1917 — The APA Executive Council appointed 12 war service committees to direct psychological participation in World War I. Under the overall direction of APA President Robert Yerkes, the committees specialized in such matters as examination of recruits, aptitude testing, morale, training, motivation, emotional disorders, acoustics, vision, and aviation.
1920 — Leonard D. Eron was born. Eron has produced exemplary applied research with empirical studies of the Thematic Apperception Test, studies of the effect of medical education on attitudes and personality, and landmark longitudinal studies of the effects of viewing televised violence on individual aggressiveness. APA Award for Distinguished Professional Contributions, 1980.
1937 — Patricia S. Goldman-Rakic was born. Goldman-Rakic carried out exhaustive studies of the neurological structures of the cortex underlying knowledge of the existence, character, and spatial location of objects. Later work has turned to the study of the neurophysiology of working, or short-term, memory. APA Distinguished Scientific Contribution Award, 1991.

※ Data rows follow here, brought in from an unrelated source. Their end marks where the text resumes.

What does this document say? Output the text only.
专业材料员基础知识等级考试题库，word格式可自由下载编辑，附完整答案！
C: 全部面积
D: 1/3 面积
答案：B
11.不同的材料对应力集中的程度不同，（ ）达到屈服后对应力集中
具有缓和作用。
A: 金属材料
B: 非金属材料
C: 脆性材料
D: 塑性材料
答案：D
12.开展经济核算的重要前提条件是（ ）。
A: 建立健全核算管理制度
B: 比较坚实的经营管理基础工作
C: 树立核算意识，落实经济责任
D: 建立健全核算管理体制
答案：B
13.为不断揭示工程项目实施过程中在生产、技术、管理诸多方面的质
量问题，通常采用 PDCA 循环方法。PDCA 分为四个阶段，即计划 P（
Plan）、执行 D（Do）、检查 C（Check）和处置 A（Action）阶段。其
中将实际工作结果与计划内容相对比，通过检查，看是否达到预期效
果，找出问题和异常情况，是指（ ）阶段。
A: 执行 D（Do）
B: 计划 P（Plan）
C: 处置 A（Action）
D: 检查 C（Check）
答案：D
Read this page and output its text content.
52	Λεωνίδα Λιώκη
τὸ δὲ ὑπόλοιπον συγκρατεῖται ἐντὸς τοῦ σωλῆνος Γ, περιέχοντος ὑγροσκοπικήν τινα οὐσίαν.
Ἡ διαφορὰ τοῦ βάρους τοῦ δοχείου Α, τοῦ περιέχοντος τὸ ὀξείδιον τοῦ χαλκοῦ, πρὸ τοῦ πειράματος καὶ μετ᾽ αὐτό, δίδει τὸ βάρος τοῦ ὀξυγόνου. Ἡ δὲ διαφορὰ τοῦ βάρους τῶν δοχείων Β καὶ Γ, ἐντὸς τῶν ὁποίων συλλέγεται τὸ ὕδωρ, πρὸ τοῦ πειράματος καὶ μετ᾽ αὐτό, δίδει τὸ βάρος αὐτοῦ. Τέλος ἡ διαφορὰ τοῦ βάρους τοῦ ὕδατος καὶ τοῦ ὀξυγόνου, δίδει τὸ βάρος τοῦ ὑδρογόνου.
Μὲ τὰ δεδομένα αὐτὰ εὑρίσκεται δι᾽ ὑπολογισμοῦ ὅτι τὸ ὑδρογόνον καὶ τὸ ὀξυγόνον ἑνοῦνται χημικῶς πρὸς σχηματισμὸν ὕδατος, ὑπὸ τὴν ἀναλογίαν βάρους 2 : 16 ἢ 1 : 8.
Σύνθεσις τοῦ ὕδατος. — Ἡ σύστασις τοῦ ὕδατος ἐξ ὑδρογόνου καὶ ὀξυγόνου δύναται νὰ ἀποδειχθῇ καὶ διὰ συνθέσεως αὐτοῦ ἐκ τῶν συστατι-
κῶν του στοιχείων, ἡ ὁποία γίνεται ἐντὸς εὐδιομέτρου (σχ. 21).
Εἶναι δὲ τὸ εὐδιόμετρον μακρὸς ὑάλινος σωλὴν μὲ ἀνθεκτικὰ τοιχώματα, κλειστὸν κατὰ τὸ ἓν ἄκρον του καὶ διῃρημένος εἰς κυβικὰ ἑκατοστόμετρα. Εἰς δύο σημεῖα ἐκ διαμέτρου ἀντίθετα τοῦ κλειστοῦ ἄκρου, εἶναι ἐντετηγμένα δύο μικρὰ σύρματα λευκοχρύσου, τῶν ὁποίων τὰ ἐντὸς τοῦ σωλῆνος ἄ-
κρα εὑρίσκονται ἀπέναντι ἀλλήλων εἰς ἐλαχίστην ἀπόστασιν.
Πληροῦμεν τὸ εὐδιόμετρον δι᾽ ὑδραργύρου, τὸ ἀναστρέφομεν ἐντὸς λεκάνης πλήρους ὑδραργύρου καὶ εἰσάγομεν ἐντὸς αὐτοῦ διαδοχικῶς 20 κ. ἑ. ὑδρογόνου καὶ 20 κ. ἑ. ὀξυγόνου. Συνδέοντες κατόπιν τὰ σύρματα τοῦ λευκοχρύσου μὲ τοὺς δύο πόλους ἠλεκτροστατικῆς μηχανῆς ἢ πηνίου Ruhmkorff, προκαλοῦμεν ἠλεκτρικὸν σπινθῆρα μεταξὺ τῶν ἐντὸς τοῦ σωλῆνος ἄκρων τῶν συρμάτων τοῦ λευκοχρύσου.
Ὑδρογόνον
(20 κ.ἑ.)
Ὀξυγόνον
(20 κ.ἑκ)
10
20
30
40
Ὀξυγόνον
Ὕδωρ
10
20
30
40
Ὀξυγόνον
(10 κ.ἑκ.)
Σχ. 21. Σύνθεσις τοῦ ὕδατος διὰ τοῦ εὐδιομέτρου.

1950 — The first official meeting of the Arizona Psychological Association was held. H. Clay Skinner was the first president.
1970 — The journal Behavior Therapy was first published by the Association for Advancement of Behavior Therapy. Cyril M. Franks was the editor of the journal.
1974 — The Sudden Infant Death Syndrome Act (Public Law 93-270) was signed. The act provided counseling services for parents and provided for research on the links between maternal health and mental retardation in children.